A economia alemã continua em dificuldades, tendo fechado 2023 com crescimento negativo no último trimestre e arrancando este ano com um corte considerável nas previsões para o PIB. Um modelo económico esgotado tem gerado descontentamento social e protestos em vários segmentos da população, uma realidade não muito comum naquele país, levando o governo federal a admitir que os próximos tempos serão conturbados.
O quarto trimestre do ano passado fechou com um recuo de 0,3% no PIB alemão, isto após dois trimestres de estagnação – ou seja, formalmente, a economia alemã não cumpre o requisito para uma recessão técnica, de dois trimestres seguidos com crescimento negativo. Ainda assim, o ministro da Economia, Robert Habeck, admitiu na passada quinta-feira que o país navegava “águas agitadas”.
Os comentários foram feitos na atualização de perspectivas macro do governo federal alemão, que cortou o crescimento em 2024 de 1,3% para 0,2%, uma redução assinalável e que sublinha os problemas económicos germânicos.
No total de 2023, a economia alemã recuou 0,3%, registando a pior performance entre os sete países mais ricos do mundo. A projeção de 0,2% para o crescimento do PIB este ano é também a pior no grupo destas sete economias.
O PIB recuou à custa de uma forte quebra do investimento, uma fraqueza estrutural alemã nos últimos anos e um reflexo da subida dos juros na zona euro. Esta componente caiu 1,9% em cadeia, pressionada pelo menor investimento em maquinaria e equipamento e em construção, que retrocederam 3,5% e 1,7%, respetivamente.
O consumo surpreendeu pela positiva, subindo 0,2% depois de estagnar no terceiro trimestre, isto “à medida que a descida da inflação leva a subidas dos salários reais”, explica a Pantheon Macro. Já a componente externa manteve-se estagnada em relação ao trimestre anterior, ao passo que a produtividade medida pelo PIB real por horas de trabalho recuou 0,4% em termos homólogos.
“Olhando para a frente, os dados preliminares dos inquéritos de mercado para o primeiro trimestre sugerem que a economia alemã continuará atrasada em relação ao resto da zona euro”, projeta a Pantheon. Esta visão coincide com a análise do banco ING, baseando-se nos índices de gestores de compras (PMI) e no índice Ifo conhecidos na semana anterior.
O PMI composto alemão voltou a cair em fevereiro, recuando até mínimos de quatro meses com 46,1, isto quando o mercado até esperava uma subida dos 47,1 de janeiro para 47,5. São já oito meses seguidos com o indicador nominal abaixo de 50, sinalizando contração da atividade. Os serviços até melhoraram ligeiramente, embora mantendo-se em terreno negativo com 48,2, mas a indústria continua a pesar e renovou mínimos de quatro meses com 42,1. A procura continua fraca, levando a uma cada vez menos novas encomendas em ambos os sectores, embora com maior intensidade no lado da indústria.

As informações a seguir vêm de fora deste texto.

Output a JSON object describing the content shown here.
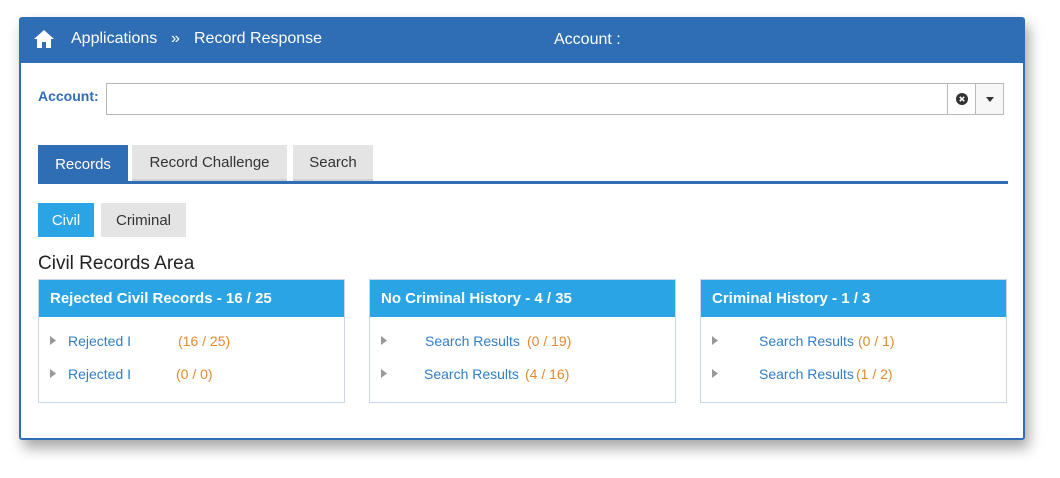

O índice Ifo divulgado no dia seguinte até mostrou uma melhoria marginal de 85,2 em janeiro para 85,5 em fevereiro, mas “insuficiente para trazer de volta o otimismo” a Berlim, escreve a análise do banco ING. O indicador relativo à indústria caiu de -15,8 para -17,4, sinalizando uma deterioração ainda mais rápida das condições das fábricas do país. Também o retalho registou uma leitura ainda mais negativa do que em janeiro, de -27,6 depois de ficar em -26,6, deixando antever mais fraqueza do lado do consumo.
Em sentido inverso, os subíndices referentes aos serviços e à construção subiram ligeiramente, chegando a -4,1 e -35,4, respetivamente.

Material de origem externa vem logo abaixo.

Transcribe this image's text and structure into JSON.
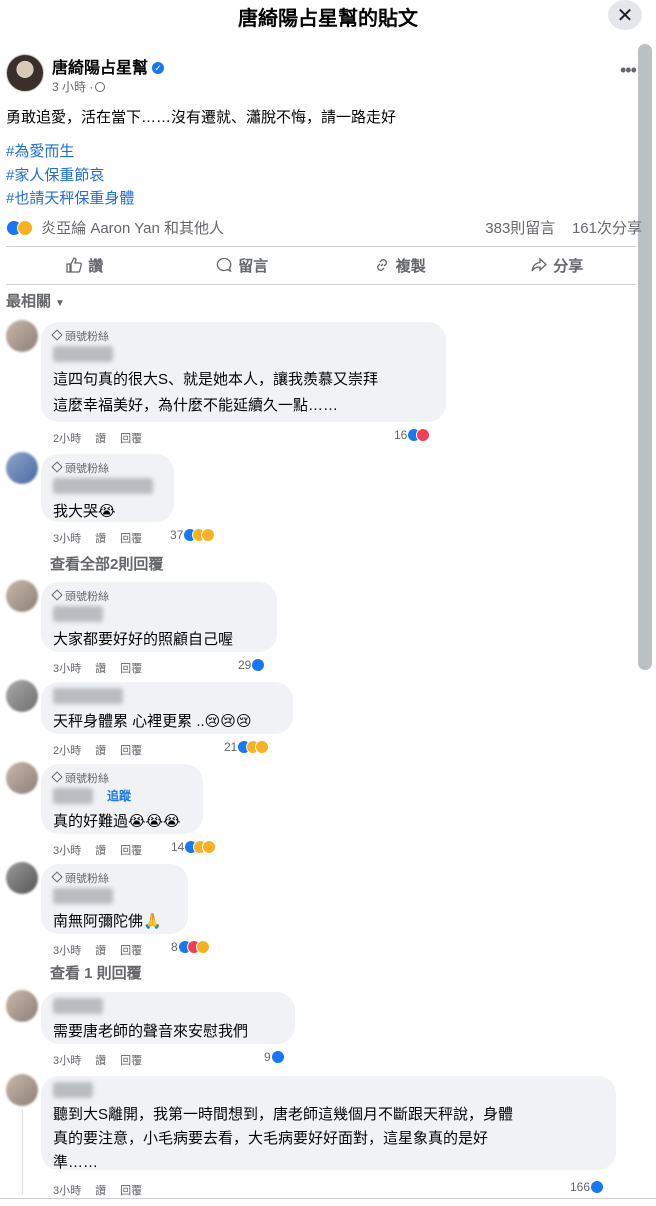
{
  "dialog": {
    "title": "唐綺陽占星幫的貼文",
    "close": "✕"
  },
  "post": {
    "page_name": "唐綺陽占星幫",
    "verified": "✓",
    "time": "3 小時 ·",
    "more": "•••",
    "text": "勇敢追愛，活在當下……沒有遷就、瀟脫不悔，請一路走好",
    "hashtags": [
      "#為愛而生",
      "#家人保重節哀",
      "#也請天秤保重身體"
    ],
    "reactors": "炎亞綸 Aaron Yan 和其他人",
    "comments_count": "383則留言",
    "shares_count": "161次分享"
  },
  "actions": {
    "like": "讚",
    "comment": "留言",
    "copy": "複製",
    "share": "分享"
  },
  "sort": {
    "label": "最相關",
    "caret": "▼"
  },
  "badge_text": "頭號粉絲",
  "meta_like": "讚",
  "meta_reply": "回覆",
  "comments": [
    {
      "time": "2小時",
      "lines": [
        "這四句真的很大S、就是她本人，讓我羨慕又崇拜",
        "這麼幸福美好，為什麼不能延續久一點……"
      ],
      "count": "16",
      "reactions": [
        "like",
        "love"
      ]
    },
    {
      "time": "3小時",
      "lines": [
        "我大哭😭"
      ],
      "count": "37",
      "reactions": [
        "like",
        "sad",
        "care"
      ]
    },
    {
      "time": "3小時",
      "lines": [
        "大家都要好好的照顧自己喔"
      ],
      "count": "29",
      "reactions": [
        "like"
      ]
    },
    {
      "time": "2小時",
      "lines": [
        "天秤身體累 心裡更累 ..😢😢😢"
      ],
      "count": "21",
      "reactions": [
        "like",
        "sad",
        "care"
      ]
    },
    {
      "time": "3小時",
      "lines": [
        "真的好難過😭😭😭"
      ],
      "count": "14",
      "reactions": [
        "like",
        "care",
        "sad"
      ],
      "follow": "追蹤"
    },
    {
      "time": "3小時",
      "lines": [
        "南無阿彌陀佛🙏"
      ],
      "count": "8",
      "reactions": [
        "like",
        "love",
        "care"
      ]
    },
    {
      "time": "3小時",
      "lines": [
        "需要唐老師的聲音來安慰我們"
      ],
      "count": "9",
      "reactions": [
        "like"
      ]
    },
    {
      "time": "3小時",
      "lines": [
        "聽到大S離開，我第一時間想到，唐老師這幾個月不斷跟天秤說，身體",
        "真的要注意，小毛病要去看，大毛病要好好面對，這星象真的是好",
        "準……"
      ],
      "count": "166",
      "reactions": [
        "like"
      ]
    }
  ],
  "view_replies": [
    "查看全部2則回覆",
    "查看 1 則回覆"
  ]
}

“Os dados divulgados esta semana e os desenvolvimentos políticos confirmam a nossa projeção de nova contração ligeira da economia alemã no primeiro trimestre e uma recuperação fraca a partir daí”, lê-se na nota do ING, que relembra a crise energética no país, o decréscimo da produção industrial para menos 10% dos valores pré-Covid e a quantidade de greves para argumentar que os próximos tempos não serão fáceis.
O banco neerlandês espera novo recuo da economia este ano, desta feita de 0,2%, e aponta às expectativas de longo prazo do governo federal, de 0,5%, para argumentar que a Alemanha enfrenta agora “as consequências da sua inação política”.